Cinco funciones y mecanismos en el cerebro que promueven la conexión social a través de la música

El desarrollo del modelo partió de los últimos avances en neurociencia social y el campo de la música, incluyendo también aspectos evolutivos. Tras combinar todos estos aspectos, identificaron cinco funciones y mecanismos clave dentro del cerebro que podrían subyacer la conexión social a través de la música. Los investigadores también identificaron las regiones del cerebro en las que ocurren estas funciones, encontrando al menos 12 con mayor importancia y dos vías clave.

En su artículo los desglosan como: circuitos de empatía; secreción de oxitocina; recompensa y motivación, incluida la liberación de dopamina; estructuras del lenguaje y cortisol. Para comprender mejor cómo intervienen todos estos aspectos en la conexión social a través de la música, conviene recordar cómo actúan en el cerebro habitualmente.

En primer lugar, los circuitos de empatía, que nos ayudan a ponernos en el lugar de otras personas para saber cómo piensan y sienten. ¿Cuántos nos hemos sentido identificados con una misma canción? ¿Cuántas veces no hemos dicho “esa es mi canción” al mismo tiempo que otra persona? Los neurocientíficos creen que la empatía se puede mejorar mediante la coordinación musical interpersonal.

Cerebro con audífonos puestos.

Luego tenemos la oxitocina, una sustancia muy vinculada a las relaciones, también conocida como la “hormona del amor”. El modelo sugiere que se oculta cuando las personas cantan juntas.

Por su parte, la dopamina es un un neurotransmisor que produce una sensación de placer; el modelo muestra que lo liberamos durante la anticipación y expectativa musical, y sienta las bases para la recompensa y la motivación.

Por supuesto, no podían faltar las estructuras del lenguaje en el cerebro, que intervienen en los diálogos musicales de ida y vuelta. Y, por último, el cortisol, la hormona del estrés que, según este nuevo modelo del cerebro, disminuye cuando las personas cantan y escuchan música juntas.

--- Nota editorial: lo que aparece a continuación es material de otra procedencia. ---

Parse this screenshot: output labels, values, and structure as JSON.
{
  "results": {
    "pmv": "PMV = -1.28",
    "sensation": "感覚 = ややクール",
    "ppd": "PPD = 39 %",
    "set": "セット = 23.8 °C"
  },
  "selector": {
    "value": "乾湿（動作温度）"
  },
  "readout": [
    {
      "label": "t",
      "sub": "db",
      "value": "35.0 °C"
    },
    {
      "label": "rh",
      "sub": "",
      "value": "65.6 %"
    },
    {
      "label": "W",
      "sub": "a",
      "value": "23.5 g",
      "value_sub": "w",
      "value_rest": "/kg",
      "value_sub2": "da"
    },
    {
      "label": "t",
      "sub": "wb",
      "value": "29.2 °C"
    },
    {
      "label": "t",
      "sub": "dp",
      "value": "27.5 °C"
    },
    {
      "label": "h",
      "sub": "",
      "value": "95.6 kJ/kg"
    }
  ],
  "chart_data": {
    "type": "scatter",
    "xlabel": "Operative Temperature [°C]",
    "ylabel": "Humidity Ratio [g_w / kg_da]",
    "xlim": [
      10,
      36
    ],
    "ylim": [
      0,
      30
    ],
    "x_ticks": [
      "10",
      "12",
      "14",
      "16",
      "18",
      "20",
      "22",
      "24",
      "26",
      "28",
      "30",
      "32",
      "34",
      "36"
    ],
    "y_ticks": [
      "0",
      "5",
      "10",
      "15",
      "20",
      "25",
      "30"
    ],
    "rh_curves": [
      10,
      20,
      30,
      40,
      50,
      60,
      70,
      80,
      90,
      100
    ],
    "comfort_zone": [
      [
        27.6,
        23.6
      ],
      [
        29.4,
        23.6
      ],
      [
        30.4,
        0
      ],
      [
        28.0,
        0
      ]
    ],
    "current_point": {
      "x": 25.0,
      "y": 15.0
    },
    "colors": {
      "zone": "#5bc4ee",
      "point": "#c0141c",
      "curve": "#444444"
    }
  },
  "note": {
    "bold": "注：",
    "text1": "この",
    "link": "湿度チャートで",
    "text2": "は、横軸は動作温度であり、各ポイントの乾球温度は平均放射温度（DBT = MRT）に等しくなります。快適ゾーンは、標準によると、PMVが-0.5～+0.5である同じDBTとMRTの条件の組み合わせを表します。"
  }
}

Un modelo único para estudiar lo que pasa en el cerebro de las personas que hacen música juntas

La pandemia de COVID-19 ha constituido un período de muchos estrés para casi toda la humanidad, y el distanciamiento social fue uno de los factores más influyentes. Este trabajo surgió de los esfuerzos de personas de todo el mundo que, en medio de la emergencia, tuvieron que componer música a distancia.

El resultado es un modelo único que permitirá a los expertos comprender lo que sucede en el cerebro cuando las personas hacen música juntas y no limitarse al estudio individual del fenómeno.

Y, la conclusión a la que llegaron en su desarrollo fue la que ya muchos imaginaban desde hace mucho: la música puede unir a las personas, promover la empatía y la comunicación y curar las divisiones sociales. Por ello, la investigación centrada en ella, sobre todo en tiempos de conflicto, podría arrojar soluciones para promover la tolerancia y la paz.